Полная версия:
Евгений Стужин Маяк памяти
- + Увеличить шрифт
- - Уменьшить шрифт
Про запрет на брак не написала. Не потому, что скрывала, — просто это не имело отношения к её жизни.
Она перечитала письмо и вычеркнула фразу «здесь всё хорошо». Написала вместо неё: «Мне страшно, но Освальд не врёт о том, чего не знает».
Потом достала из сумки записку Ларса.
Долг не отменяет остальных вопросов.
Положила рядом с уставом, который Бригитта велела изучить до конца недели. Два текста не спорили напрямую. От этого противоречие становилось только труднее.
Когда чернила высохли, Освальд принёс стеклянную трубку с каплей крови.
— Завтра первый полный просмотр, — сказал он. — Доброволец знает, что вы ученица. Задача простая, ответ запечатан отдельно. Он будет держать руку на камне сам.
Эмма посмотрела на тёмную каплю. В ней умещалась целая жизнь, если знать, как открыть.
— А если я увижу не то?
— Увидите. Вопрос не в этом.
— А в чём?
— Сумеете ли понять, что это не то, и вернуться.
Глава 8
Добровольца звали Олле Берг, и он смеялся так, будто предоставлял Эмме не всю свою жизнь, а возможность выиграть пари.
— Левое запястье, четырнадцать лет, — повторил он, устраиваясь в кресле у стены. — Сломал на причале. Потерял вещь. Что за вещь, записано там.
Он кивнул на маленький конверт под чёрной печатью.
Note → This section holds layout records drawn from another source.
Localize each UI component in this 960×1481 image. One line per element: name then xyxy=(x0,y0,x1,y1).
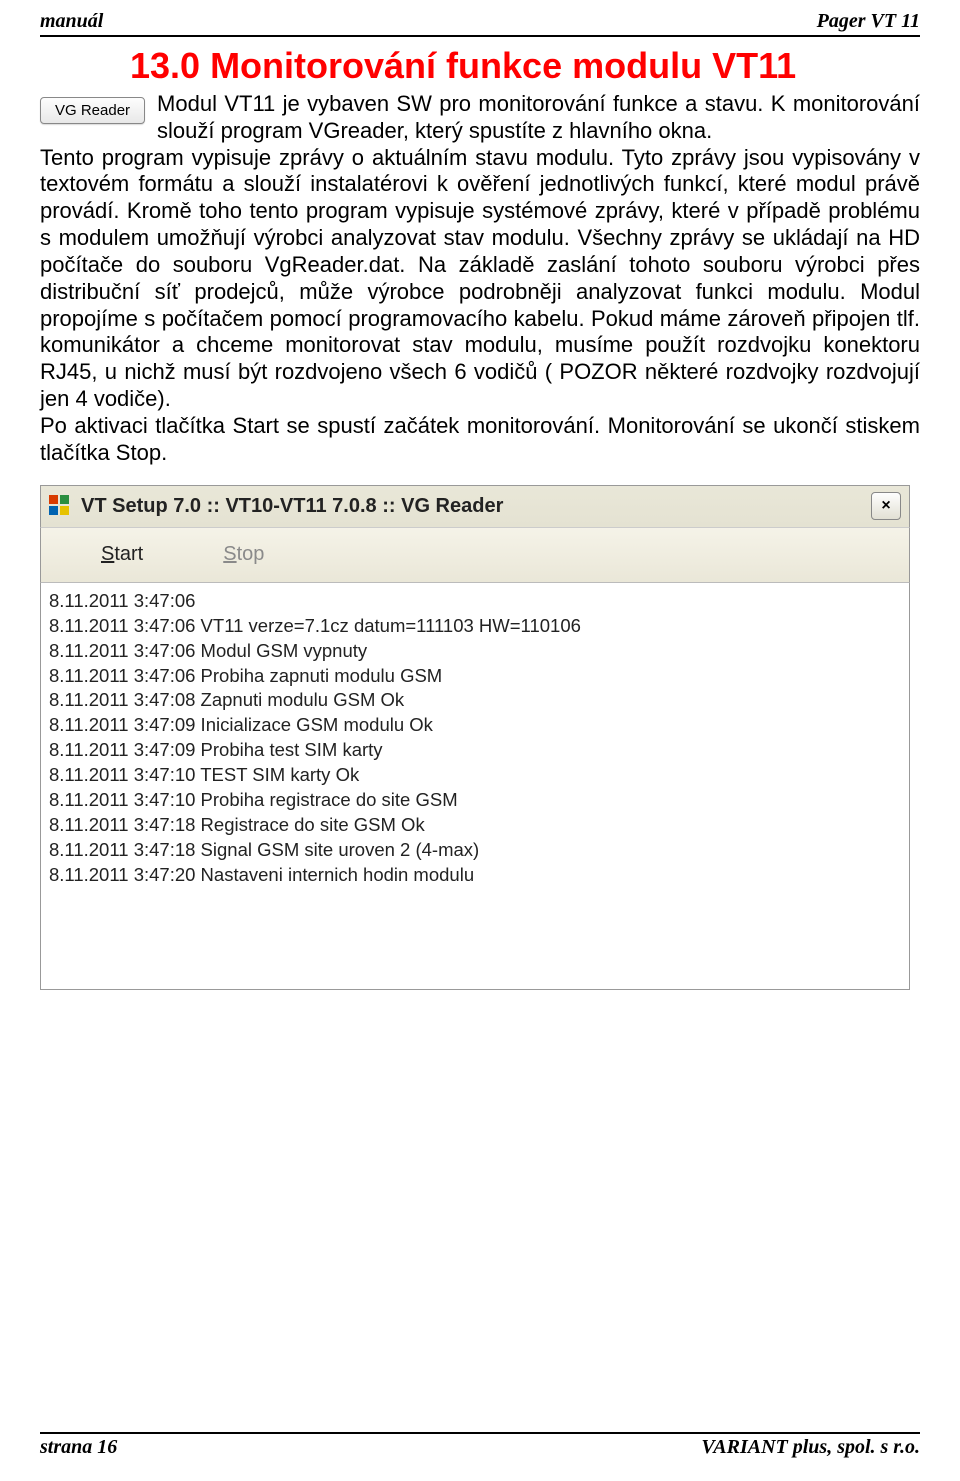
log-line: 8.11.2011 3:47:06 xyxy=(49,589,901,614)
windows-icon xyxy=(49,495,71,517)
log-line: 8.11.2011 3:47:18 Signal GSM site uroven… xyxy=(49,838,901,863)
log-line: 8.11.2011 3:47:10 TEST SIM karty Ok xyxy=(49,763,901,788)
close-icon: × xyxy=(881,497,890,515)
log-line: 8.11.2011 3:47:08 Zapnuti modulu GSM Ok xyxy=(49,688,901,713)
log-line: 8.11.2011 3:47:06 VT11 verze=7.1cz datum… xyxy=(49,614,901,639)
body-paragraph-2: Po aktivaci tlačítka Start se spustí zač… xyxy=(40,413,920,467)
vg-reader-window: VT Setup 7.0 :: VT10-VT11 7.0.8 :: VG Re… xyxy=(40,485,910,990)
body-text: Tento program vypisuje zprávy o aktuální… xyxy=(40,145,920,467)
page-footer: strana 16 VARIANT plus, spol. s r.o. xyxy=(40,1432,920,1459)
body-paragraph-1: Tento program vypisuje zprávy o aktuální… xyxy=(40,145,920,413)
intro-block: VG Reader Modul VT11 je vybaven SW pro m… xyxy=(40,91,920,145)
log-output: 8.11.2011 3:47:068.11.2011 3:47:06 VT11 … xyxy=(40,583,910,990)
start-button[interactable]: Start xyxy=(101,543,143,566)
log-line: 8.11.2011 3:47:18 Registrace do site GSM… xyxy=(49,813,901,838)
header-right: Pager VT 11 xyxy=(817,10,920,33)
intro-paragraph: Modul VT11 je vybaven SW pro monitorován… xyxy=(157,91,920,145)
start-label-tail: tart xyxy=(114,543,143,565)
page-header: manuál Pager VT 11 xyxy=(40,10,920,37)
log-line: 8.11.2011 3:47:09 Probiha test SIM karty xyxy=(49,738,901,763)
toolbar: Start Stop xyxy=(40,527,910,583)
log-line: 8.11.2011 3:47:20 Nastaveni internich ho… xyxy=(49,863,901,888)
window-title: VT Setup 7.0 :: VT10-VT11 7.0.8 :: VG Re… xyxy=(81,495,871,518)
footer-right: VARIANT plus, spol. s r.o. xyxy=(701,1436,920,1459)
stop-label-tail: top xyxy=(237,543,265,565)
log-line: 8.11.2011 3:47:06 Probiha zapnuti modulu… xyxy=(49,664,901,689)
log-line: 8.11.2011 3:47:10 Probiha registrace do … xyxy=(49,788,901,813)
window-titlebar: VT Setup 7.0 :: VT10-VT11 7.0.8 :: VG Re… xyxy=(40,485,910,527)
log-line: 8.11.2011 3:47:06 Modul GSM vypnuty xyxy=(49,639,901,664)
stop-button[interactable]: Stop xyxy=(223,543,264,566)
footer-left: strana 16 xyxy=(40,1436,117,1459)
section-title: 13.0 Monitorování funkce modulu VT11 xyxy=(130,45,920,87)
vg-reader-button[interactable]: VG Reader xyxy=(40,97,145,124)
intro-text: Modul VT11 je vybaven SW pro monitorován… xyxy=(157,91,920,145)
header-left: manuál xyxy=(40,10,103,33)
close-button[interactable]: × xyxy=(871,492,901,520)
page: manuál Pager VT 11 13.0 Monitorování fun… xyxy=(0,0,960,1481)
log-line: 8.11.2011 3:47:09 Inicializace GSM modul… xyxy=(49,713,901,738)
Олле было под семьдесят; кожа на лице огрубела от ветра, левое запястье срослось криво. Он много лет возил людей к Тьерну и несколько раз помогал Освальду обучать новых служителей.
— Вы можете отозвать согласие до входа, — сказала Эмма.
— Могу. Не стану.
— И во время?
Олле перестал улыбаться.
— Как я это сделаю, если вы будете внутри?
Эмма перевела взгляд к Освальду.
— Сигнал телом, — сказал тот. — Два движения большим пальцем. Если владелец без сознания или не способен подать сигнал, внешний наблюдатель прекращает вход при заранее названном условии.
— Какое моё условие? — спросил Олле.
— Резкое изменение дыхания или попытка выдернуть руку, — ответила Бригитта. — Я наблюдаю за вами, Освальд — за Эммой.
Эмма повторила условие вслух. Только после этого Олле протянул руку к подлокотнику.
— Биологический ключ потенциально открывает всю жизнь. Я буду искать только названный эпизод, но могу ошибиться.
— Значит, увидите, как я однажды украл у Бригитты пирог.
— Мне было девять, — сказала Бригитта от двери. — И пирог украли у моей матери.
Олле просиял.
— Видите? Маяк даже не понадобился.
Освальд не улыбнулся. Он проверил печати на трубке с кровью и положил её в неглубокую каменную чашу.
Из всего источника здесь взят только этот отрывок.